Die Metronome werden jetzt auf das Brett gestellt und schlagen mit 90 BPM weiter. Wenn man genau hinsieht, merkt man, dass die Schwingungen der Metronome die Zylinder ganz leicht nach links und rechts bewegen. Wir haben also ein in sich schwingendes Gesamtsystem geschaffen, das aus 2 Zylindern, einem Brett und 2 Metronomen besteht.
Die Schwingungsauslöser sind die Metronome. Sie stehen hier übrigens nicht nur für Huygens‘ Uhren, sondern auch für zwei Gehirne in einem Gespräch. Die schwingen ja auch – elektromagnetisch. Und genauso wie unser Experimentaufbau ist auch ein Gespräch – wenn’s gut läuft – ein in sich schwingendes Gesamtsystem.
Und dieses Gesamtsystem beeinflussen die Schwingungen der Metronome so, dass es sich synchronisiert. Je nach Aufbau kann es einige Minuten dauern, doch nach einiger Zeit sollten sich die Taktschläge der zwei Metronome wie einer anhören.
Wir sehen: Zwei schwingende Objekte, die über ein frei mitschwingendes Medium (das Brett) verbunden sind, synchronisieren ihre Schwingungen.
Wir haben das vereinfacht mit gleichlangen Schwingungen dargestellt. Beide Metronome waren auf 90 BPM eingestellt.
Entrainment tritt in der Natur aber auch bei viel komplexer miteinander verwobenen Frequenzen auf.
Probieren Sie mal, ein Metronom auf 60 und das andere auf 120 BPM zu stellen. Dann dauert die Synchronisierung ggf. länger, aber ein deutlicher Entrainment-Effekt ist auch bei verwandten Frequenzen (1/2, 1/3, ¼ usw.) erkennbar.
Wie im Hörbuch schon erwähnt, findet Entrainment in unendlich vielen Situationen und Materialien statt. In Wellen, in Luftbewegungen, in Pflanzen und Tieren – und eben auch in unseren Gehirnen, wenn wir miteinander sprechen.
Der Neurowissenschaftler Uri Hasson hat gezeigt, dass sich die Gehirnwellen von Sprechern und Zuhörern – gutes Zuhören vorausgesetzt – auch synchronisieren. Wenn wir unsere Gehirnwellen sehen könnten, ließe sich daran also ablesen, wie gut wir uns gerade gegenseitig verstehen.
Das können wir aber nicht. Unsere Gehirnwellen bleiben für uns unsichtbar. Es sei denn, wir besuchen Uri in seinem Labor und legen uns in ein fMRI-Gerät.
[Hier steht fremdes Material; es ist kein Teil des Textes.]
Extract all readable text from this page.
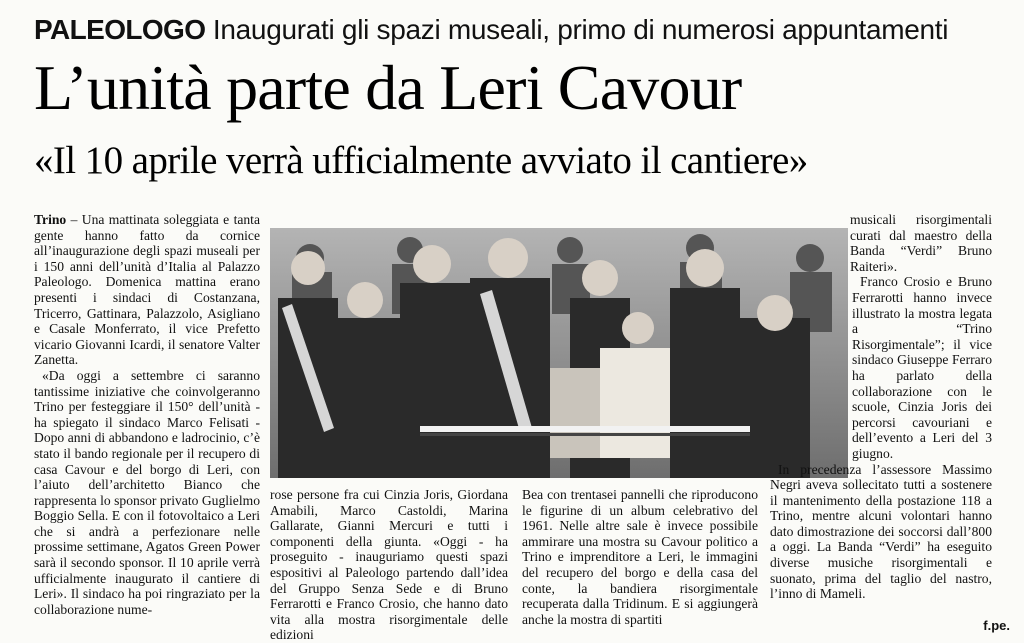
PALEOLOGO Inaugurati gli spazi museali, primo di numerosi appuntamenti
L’unità parte da Leri Cavour
«Il 10 aprile verrà ufficialmente avviato il cantiere»

Trino – Una mattinata soleggiata e tanta gente hanno fatto da cornice all’inaugurazione degli spazi museali per i 150 anni dell’unità d’Italia al Palazzo Paleologo. Domenica mattina erano presenti i sindaci di Costanzana, Tricerro, Gattinara, Palazzolo, Asigliano e Casale Monferrato, il vice Prefetto vicario Giovanni Icardi, il senatore Valter Zanetta.

«Da oggi a settembre ci saranno tantissime iniziative che coinvolgeranno Trino per festeggiare il 150° dell’unità - ha spiegato il sindaco Marco Felisati - Dopo anni di abbandono e ladrocinio, c’è stato il bando regionale per il recupero di casa Cavour e del borgo di Leri, con l’aiuto dell’architetto Bianco che rappresenta lo sponsor privato Guglielmo Boggio Sella. E con il fotovoltaico a Leri che si andrà a perfezionare nelle prossime settimane, Agatos Green Power sarà il secondo sponsor. Il 10 aprile verrà ufficialmente inaugurato il cantiere di Leri». Il sindaco ha poi ringraziato per la collaborazione nume-

rose persone fra cui Cinzia Joris, Giordana Amabili, Marco Castoldi, Marina Gallarate, Gianni Mercuri e tutti i componenti della giunta. «Oggi - ha proseguito - inauguriamo questi spazi espositivi al Paleologo partendo dall’idea del Gruppo Senza Sede e di Bruno Ferrarotti e Franco Crosio, che hanno dato vita alla mostra risorgimentale delle edizioni

Bea con trentasei pannelli che riproducono le figurine di un album celebrativo del 1961. Nelle altre sale è invece possibile ammirare una mostra su Cavour politico a Trino e imprenditore a Leri, le immagini del recupero del borgo e della casa del conte, la bandiera risorgimentale recuperata dalla Tridinum. E si aggiungerà anche la mostra di spartiti

musicali risorgimentali curati dal maestro della Banda “Verdi” Bruno Raiteri».

Franco Crosio e Bruno Ferrarotti hanno invece illustrato la mostra legata a “Trino Risorgimentale”; il vice sindaco Giuseppe Ferraro ha parlato della collaborazione con le scuole, Cinzia Joris dei percorsi cavouriani e dell’evento a Leri del 3 giugno.

In precedenza l’assessore Massimo Negri aveva sollecitato tutti a sostenere il mantenimento della postazione 118 a Trino, mentre alcuni volontari hanno dato dimostrazione dei soccorsi dall’800 a oggi. La Banda “Verdi” ha eseguito diverse musiche risorgimentali e suonato, prima del taglio del nastro, l’inno di Mameli.

f.pe.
Hier ist der TED-Talk von Uri Hasson: TED
In seinem Talk sagt Hasson etwas Wichtiges über die Bedingungen für neuronales Entrainment: Zwei Menschen, die sich gegenseitig verstehen wollen, brauchen darin Übung, und sie brauchen „common ground“: gemeinsame Nenner, auf die sie sich beziehen können.
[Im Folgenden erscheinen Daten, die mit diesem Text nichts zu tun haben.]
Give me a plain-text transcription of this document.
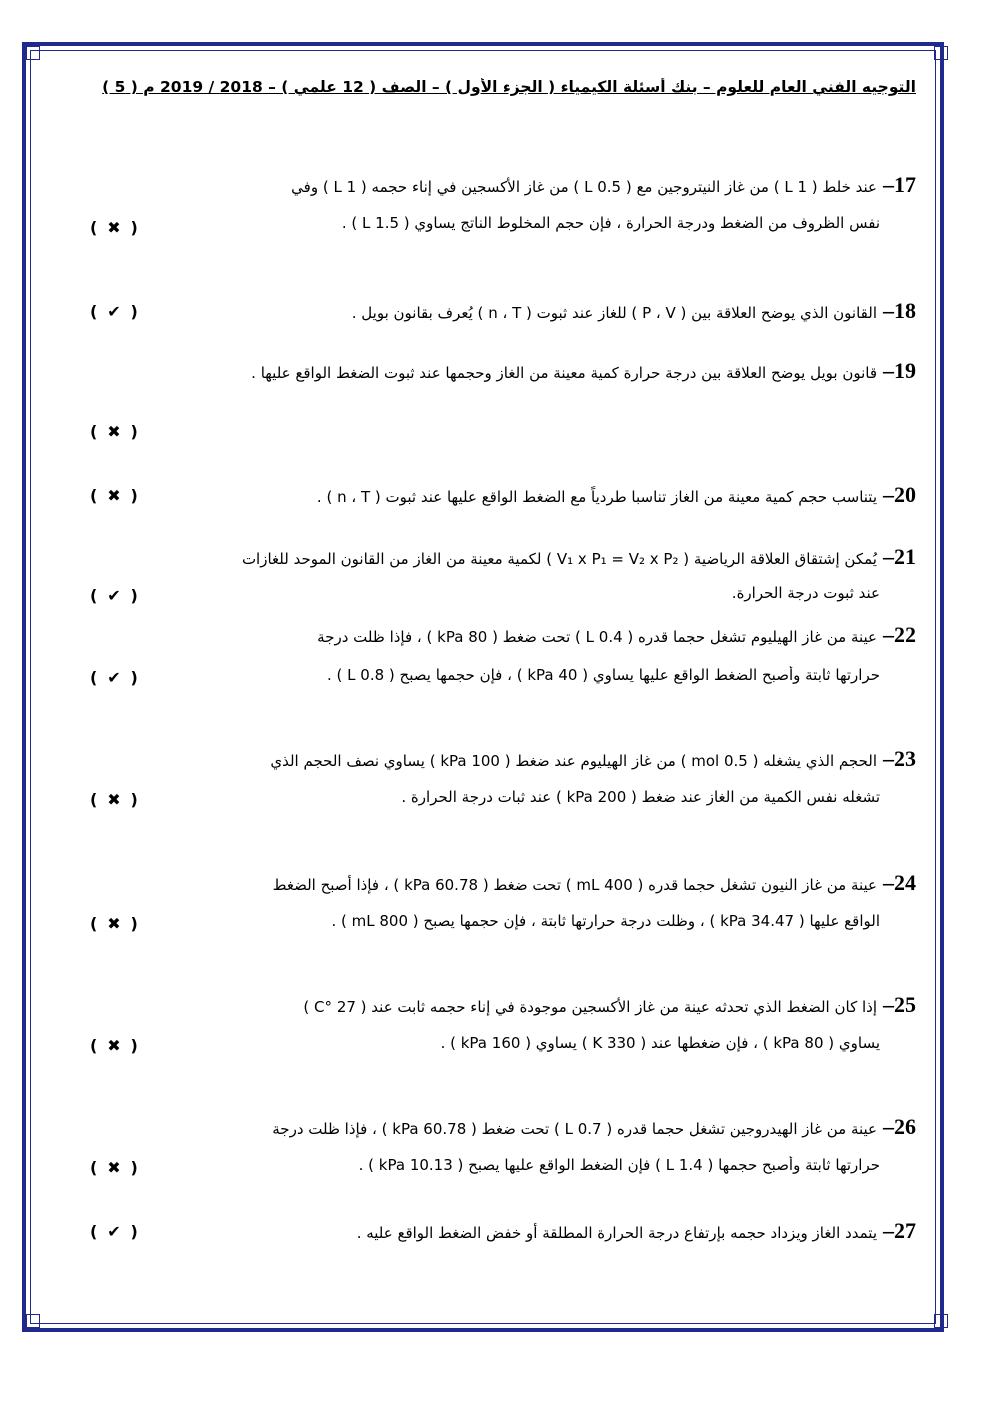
التوجيه الفني العام للعلوم – بنك أسئلة الكيمياء ( الجزء الأول ) – الصف ( 12 علمي ) – 2018 / 2019 م ( 5 )
17–عند خلط ( 1 L ) من غاز النيتروجين مع ( 0.5 L ) من غاز الأكسجين في إناء حجمه ( 1 L ) وفي
نفس الظروف من الضغط ودرجة الحرارة ، فإن حجم المخلوط الناتج يساوي ( 1.5 L ) .
( ✖ )
18–القانون الذي يوضح العلاقة بين ( P ، V ) للغاز عند ثبوت ( n ، T ) يُعرف بقانون بويل .
( ✔ )
19–قانون بويل يوضح العلاقة بين درجة حرارة كمية معينة من الغاز وحجمها عند ثبوت الضغط الواقع عليها .
( ✖ )
20–يتناسب حجم كمية معينة من الغاز تناسبا طردياً مع الضغط الواقع عليها عند ثبوت ( n ، T ) .
( ✖ )
21–يُمكن إشتقاق العلاقة الرياضية ( V₁ x P₁ = V₂ x P₂ ) لكمية معينة من الغاز من القانون الموحد للغازات
عند ثبوت درجة الحرارة.
( ✔ )
22–عينة من غاز الهيليوم تشغل حجما قدره ( 0.4 L ) تحت ضغط ( 80 kPa ) ، فإذا ظلت درجة
حرارتها ثابتة وأصبح الضغط الواقع عليها يساوي ( 40 kPa ) ، فإن حجمها يصبح ( 0.8 L ) .
( ✔ )
23–الحجم الذي يشغله ( 0.5 mol ) من غاز الهيليوم عند ضغط ( 100 kPa ) يساوي نصف الحجم الذي
تشغله نفس الكمية من الغاز عند ضغط ( 200 kPa ) عند ثبات درجة الحرارة .
( ✖ )
24–عينة من غاز النيون تشغل حجما قدره ( 400 mL ) تحت ضغط ( 60.78 kPa ) ، فإذا أصبح الضغط
الواقع عليها ( 34.47 kPa ) ، وظلت درجة حرارتها ثابتة ، فإن حجمها يصبح ( 800 mL ) .
( ✖ )
25–إذا كان الضغط الذي تحدثه عينة من غاز الأكسجين موجودة في إناء حجمه ثابت عند ( 27 °C )
يساوي ( 80 kPa ) ، فإن ضغطها عند ( 330 K ) يساوي ( 160 kPa ) .
( ✖ )
26–عينة من غاز الهيدروجين تشغل حجما قدره ( 0.7 L ) تحت ضغط ( 60.78 kPa ) ، فإذا ظلت درجة
حرارتها ثابتة وأصبح حجمها ( 1.4 L ) فإن الضغط الواقع عليها يصبح ( 10.13 kPa ) .
( ✖ )
27–يتمدد الغاز ويزداد حجمه بإرتفاع درجة الحرارة المطلقة أو خفض الضغط الواقع عليه .
( ✔ )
Wenn wir miteinander reden – also wirklich miteinander und nicht aneinander vorbei – dann bauen wir diese gemeinsamen Nenner stetig auf.
Durch das Miteinander-Teilen erfahren unsere Gehirne ähnliche Realitäten, Erinnerungen und Gefühle.
Hasson betont daher, dass nichts das Miteinander-Reden ersetzen kann. Die gleichen Effekte entstehen nicht beim Nutzen von Sozialen Medien, Chatrooms, oder Messenger-Diensten. Wenn wir nicht genug miteinander sprechen oder wenn wir, wie Hasson sagt, Medienkanälen mit Agenda „das Mikrofon“ in die Hand drücken, dann übernehmen unsere Gehirne auch deren Agenda – oft auf Kosten unserer Fähigkeit, mit Menschen zu sprechen, die etwas anders denken. (Hasson spielt damit auf die ggw. starke gesellschaftliche Spaltung in den USA an, aber in Deutschland ist auch etwas Ähnliches im Gange.)
Denn genau diese Gespräche, in denen wir uns auch über unser Verschiedensein austauschen können, sind die, in denen wir uns besser kennenlernen. Aber ironischerweise brauchen wir dazu erstmal gemeinsame Nenner, denn die unterstützen die Synchronität.
Ein gutes Gespräch ist also immer ein Balanceakt: gemeinsame Nenner halten neuronales Entrainment aufrecht, aber unsere Verschiedenheit stellt es vor eine Herausforderung. Erst die Veränderungen in unseren Gehirnen, die durch das Verstehen des Andersartigen angestoßen werden, bauen wieder ein neues neuronales Entrainment auf.